Miscellaneous Topics

Electronic Throttle Control - (Drive By Wire or Fly By Wire)

The throttle cable has almost become redundant on today's motor vehicle. The drive-by-Wire system is by no means a new concept as it was introduced by BMW on their 7 series range back in 1988. The system BMW use is referred to as EML (German term for electronic throttle control). The system has now found its way onto other vehicles with humbler routes and can be found on base models. Historically a mechanical linkage between the accelerator pedal and the throttle butterfly has always existed, be it via a cable or via rods and linkages. These have now been replaced by sophisticated electronic control modules, sensors and actuators. This system is also referred to 'Fly-by-Wire'.
There are several reasons why electronic throttle actuation is preferable to a conventional throttle cable.
The vehicle's on board electronic systems are able to control all of the engine's operation with the exception of the amount of incoming air.
The use of throttle actuation ensures that the engine only receives the correct amount of throttle opening for any give situation.
The optimisation of the air supply will also ensure that harmful exhaust emissions are kept to an absolute minimum and derivability is maintained, regardless of the circumstances.
Coupling the electronic throttle actuation to the adaptive cruise control, traction control, idle speed control and vehicle stability control systems also means finer control can be achieved.

The use of such a system has advantages over the conventional cable version by:

  • Eliminating the mechanical element of a throttle cable and substituting it with fast responding electronics, reduces the number of moving parts (and associated wear) and therefore requires minimum adjustment and maintenance.
  • Greater accuracy of data improves the driveability of the vehicle, which in turn provides better response and economy.

System Variants

The first versions of electronic throttle actuation or EML were based upon the option of becoming a production line 'add on' system. It utilised its own Electronic Control Module (ECM), without the requisition of additional hard wear (and programming) to the vehicle's original ECM. This was achieved by imputing minimal data into the vehicle's ECM via a serial link from the electronic throttle actuator's separate control unit, as illustrated in figure 84.1.


Fig. 84.1

Today's systems have a specific ECM that incorporates the necessary programming to facilitate the input signals from the throttle pedal potentiometers and signal outputs to the electronic throttle body, as illustrated in figure 84.2.


Fig. 84.2

Throttle Pedal Assembly


Fig. 84.3
 The throttle pedal has two potentiometers attached to it, achieving the accuracy required from the pedal's movement. The example in figure 84.3 shows the throttle pedal assembly with the potentiometers attached to the side. The resistance 'felt' when the pedal is depressed is designed to give the same feel as a conventional throttle. The throttle pedal, in this instance, has 6 electrical connections.

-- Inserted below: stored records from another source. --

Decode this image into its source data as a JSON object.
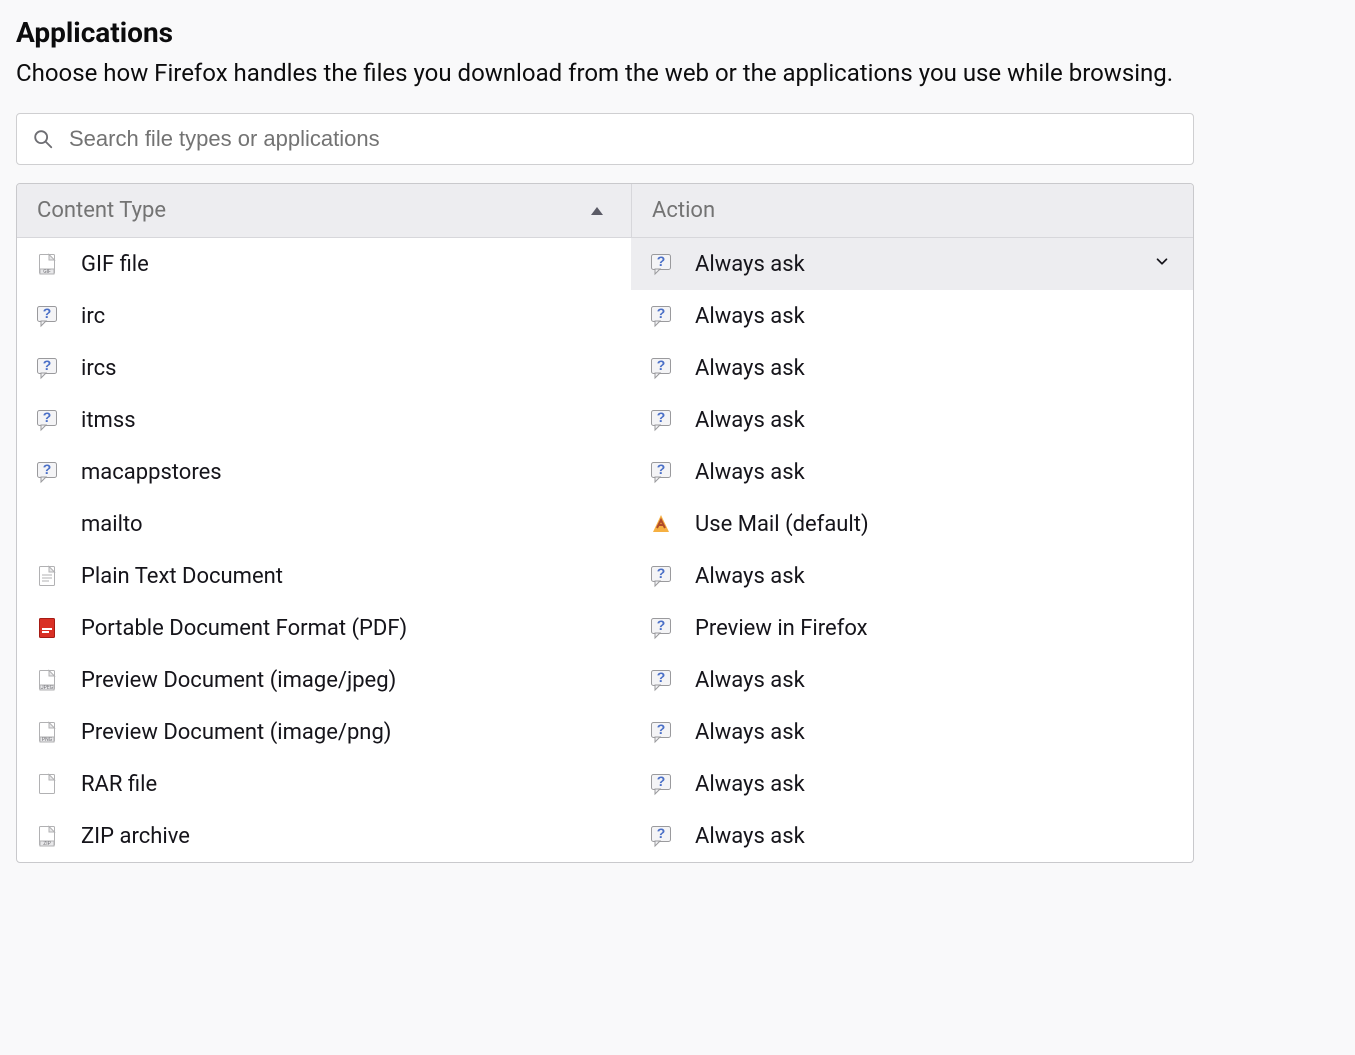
{
  "section": {
    "title": "Applications",
    "description": "Choose how Firefox handles the files you download from the web or the applications you use while browsing."
  },
  "search": {
    "placeholder": "Search file types or applications",
    "value": ""
  },
  "columns": {
    "type": "Content Type",
    "action": "Action"
  },
  "rows": [
    {
      "type_icon": "gif",
      "type_label": "GIF file",
      "action_icon": "ask",
      "action_label": "Always ask",
      "selected": true
    },
    {
      "type_icon": "ask",
      "type_label": "irc",
      "action_icon": "ask",
      "action_label": "Always ask",
      "selected": false
    },
    {
      "type_icon": "ask",
      "type_label": "ircs",
      "action_icon": "ask",
      "action_label": "Always ask",
      "selected": false
    },
    {
      "type_icon": "ask",
      "type_label": "itmss",
      "action_icon": "ask",
      "action_label": "Always ask",
      "selected": false
    },
    {
      "type_icon": "ask",
      "type_label": "macappstores",
      "action_icon": "ask",
      "action_label": "Always ask",
      "selected": false
    },
    {
      "type_icon": "none",
      "type_label": "mailto",
      "action_icon": "mail",
      "action_label": "Use Mail (default)",
      "selected": false
    },
    {
      "type_icon": "txt",
      "type_label": "Plain Text Document",
      "action_icon": "ask",
      "action_label": "Always ask",
      "selected": false
    },
    {
      "type_icon": "pdf",
      "type_label": "Portable Document Format (PDF)",
      "action_icon": "ask",
      "action_label": "Preview in Firefox",
      "selected": false
    },
    {
      "type_icon": "jpeg",
      "type_label": "Preview Document (image/jpeg)",
      "action_icon": "ask",
      "action_label": "Always ask",
      "selected": false
    },
    {
      "type_icon": "png",
      "type_label": "Preview Document (image/png)",
      "action_icon": "ask",
      "action_label": "Always ask",
      "selected": false
    },
    {
      "type_icon": "blank",
      "type_label": "RAR file",
      "action_icon": "ask",
      "action_label": "Always ask",
      "selected": false
    },
    {
      "type_icon": "zip",
      "type_label": "ZIP archive",
      "action_icon": "ask",
      "action_label": "Always ask",
      "selected": false
    }
  ]
}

The waveform shown in the example trace (figure 84.4) shows the throttle moving from idle to WOT (Wide Open Throttle) and back once again to idle. In the example, the blue trace shows a conventional increasing voltage as the pedal is depressed, while the red trace operates over a lower voltage. Combined signals allow the ECM to calculate a mean voltage output from the two signals. This allows the pedal position to be calculated with greater accuracy than when only a single voltage output is taken into consideration.


Fig. 84.4

Electronic Throttle Body

The absence of any mechanical linkage between the throttle pedal and the throttle body necessitates the use of an electric actuator motor. The number of electrical connections may differ between different systems, while the example shown in figure 84.5 has 6 electrical connections. These are to actuate the control motor and for the throttle position sensor.


Fig. 84.5
 The actuator, often referred to as a 'servomotor' is operated by DC (Direct Current). The voltage received by the servomotor is in the form of a squarewave who's voltage and frequency remain the same. The servomotor responds to the change in 'duty cycle'. The duty cycle is a percentage reading between the 'on & off' time. This change can be monitored on an oscilloscope.


Fig. 84.6

The waveform seen in the above illustration (figure 84.6) shows the duty cycle of the servomotor (in red) while the blue trace represents the position of the TPS (Throttle Position Sensor). As the load is increased, the duty cycle changes and further indexes the servomotor. This can be seen in figure 84.7, see below.


Fig. 84.7

Throttle Position Sensor

Integral to the servomotor (in this particular instance) is the TPS (Throttle Position Sensor). The voltage output from this particular sensor has to report back to the ECM the exact position of the throttle butterfly. With this in mind, the TPS in the same manner as the throttle pedal position sensor has two voltage outputs. These can be seen in figure 84.8.


Fig. 84.8

The waveform shown in the example trace (figure 84.8) shows the throttle moving from idle to WOT (Wide Open Throttle) and back once again to idle. The blue trace shows a conventional rising voltage as the throttle butterfly is opened, while the red trace is inverted. The combined signals allow the ECM to calculate a mean voltage output from the two signals allowing the throttle butterfly position to be calculated with greater accuracy.